I know that even a successful war against Iraq will require a U.S. occupation of undetermined length, at undetermined cost, with undetermined consequences. I know that an invasion of Iraq without a clear rationale and without strong international support will only fan the flames of the Middle East, and encourage the worst, rather than the best, impulses of the Arab world, and strengthen the recruitment arm of al-Qaeda. I am not opposed to all wars. I'm opposed to dumb wars.

Five years after Obama made these predictions, every one of them has come to pass.
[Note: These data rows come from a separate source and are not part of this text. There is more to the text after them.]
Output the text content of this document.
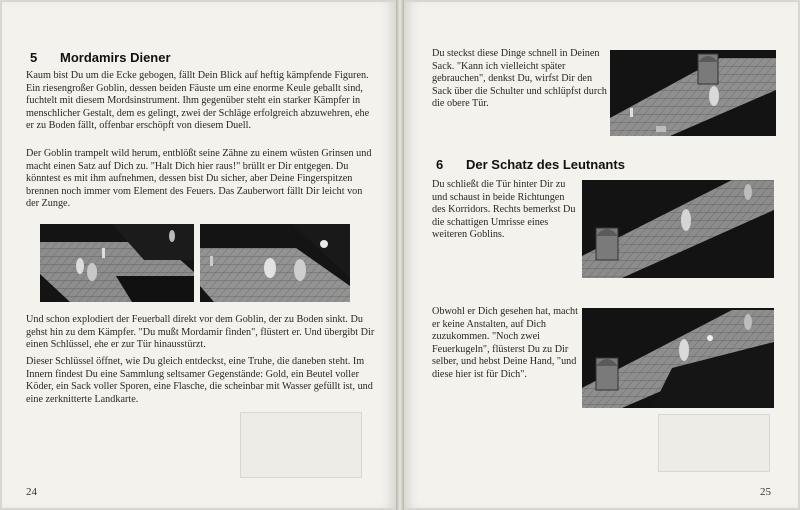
5 Mordamirs Diener

Kaum bist Du um die Ecke gebogen, fällt Dein Blick auf heftig kämpfende Figuren. Ein riesengroßer Goblin, dessen beiden Fäuste um eine enorme Keule geballt sind, fuchtelt mit diesem Mordsinstrument. Ihm gegenüber steht ein starker Kämpfer in menschlicher Gestalt, dem es gelingt, zwei der Schläge erfolgreich abzuwehren, ehe er zu Boden fällt, offenbar erschöpft von diesem Duell.

Der Goblin trampelt wild herum, entblößt seine Zähne zu einem wüsten Grinsen und macht einen Satz auf Dich zu. "Halt Dich hier raus!" brüllt er Dir entgegen. Du könntest es mit ihm aufnehmen, dessen bist Du sicher, aber Deine Fingerspitzen brennen noch immer vom Element des Feuers. Das Zauberwort fällt Dir leicht von der Zunge.

Und schon explodiert der Feuerball direkt vor dem Goblin, der zu Boden sinkt. Du gehst hin zu dem Kämpfer. "Du mußt Mordamir finden", flüstert er. Und übergibt Dir einen Schlüssel, ehe er zur Tür hinausstürzt.

Dieser Schlüssel öffnet, wie Du gleich entdeckst, eine Truhe, die daneben steht. Im Innern findest Du eine Sammlung seltsamer Gegenstände: Gold, ein Beutel voller Köder, ein Sack voller Sporen, eine Flasche, die scheinbar mit Wasser gefüllt ist, und eine zerknitterte Landkarte.

24

Du steckst diese Dinge schnell in Deinen Sack. "Kann ich vielleicht später gebrauchen", denkst Du, wirfst Dir den Sack über die Schulter und schlüpfst durch die obere Tür.

6 Der Schatz des Leutnants

Du schließt die Tür hinter Dir zu und schaust in beide Richtungen des Korridors. Rechts bemerkst Du die schattigen Umrisse eines weiteren Goblins.

Obwohl er Dich gesehen hat, macht er keine Anstalten, auf Dich zuzukommen. "Noch zwei Feuerkugeln", flüsterst Du zu Dir selber, und hebst Deine Hand, "und diese hier ist für Dich".

25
Now that the war in Iraq has taken 3900 American lives (CNN's latest figure), killed over 80,000 Iraqi civilians, wounded over 28,000 American soldiers, cost us nearly half a trillion dollars, and all but exhausted our armed forces, do we not urgently need a president with Obama's judgment? Now that President Bush has condoned torture, suspension of habeas corpus, illegal wiretapping, destruction of evidence, and the brazen manipulation of U.S. Attorneys for political ends, do we not urgently need a president with Obama's character? And now that our foreign policy has shrunk to futile gestures in demonizing our adversaries, can we not choose a leader determined to stop the bombing, stop the shooting, stop the name-calling, and start talking to nations like Iran and Syria, which will be crucial to any political settlement we might hope to gain in the Middle East? Nearly fifty years ago, John F. Kennedy declared, "we will never negotiate out of fear, but we will never fear to negotiate." After eight years of burning bridges, isn't it time to rebuild them?
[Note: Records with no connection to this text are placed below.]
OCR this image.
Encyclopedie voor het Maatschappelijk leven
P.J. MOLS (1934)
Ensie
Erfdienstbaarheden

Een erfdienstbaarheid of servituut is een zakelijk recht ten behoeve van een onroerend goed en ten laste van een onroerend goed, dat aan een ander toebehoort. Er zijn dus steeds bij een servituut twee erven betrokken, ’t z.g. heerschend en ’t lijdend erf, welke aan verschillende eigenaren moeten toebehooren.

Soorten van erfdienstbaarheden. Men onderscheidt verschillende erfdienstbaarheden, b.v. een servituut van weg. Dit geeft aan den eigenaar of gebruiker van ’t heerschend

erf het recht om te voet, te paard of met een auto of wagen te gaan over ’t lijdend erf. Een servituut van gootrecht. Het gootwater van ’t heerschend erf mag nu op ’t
Barack Obama can do so. Born to a white mother from Kansas and a black father from Kenya, raised in Indonesia and Hawaii, educated at Columbia University and Harvard Law School (where he became the first African-American president of the Law Review in its 104-year history), Barack Obama knows how to bridge the gulf between one race and another. He also knows how to bridge religious divides. During four years as a community organizer on Chicago's south side in the 1980s, he learned from leaders of many different congregations how to draw men and women of diverse beliefs onto common ground. When religion has become in our time the prime mover of war, what better experience can there be for a president who hopes to solve international conflicts -- not generate more?

After eight years of living with the politics of fear, we believe it is time for the audacity of hope. When three-quarters of the American people say we are taking the wrong course at home and abroad, we must now reclaim our highest ideals. To do so, we must choose for the White House not the candidate with the longest resumé or the longest time in Washington but the one most likely to lead us out of war and divisiveness into global co-operation, national reconciliation, and common ground on such vital issues as health care, education, immigration, taxes, energy, and the environment. For all these reasons, we believe that Senator Barack Obama should be the next President of the United States.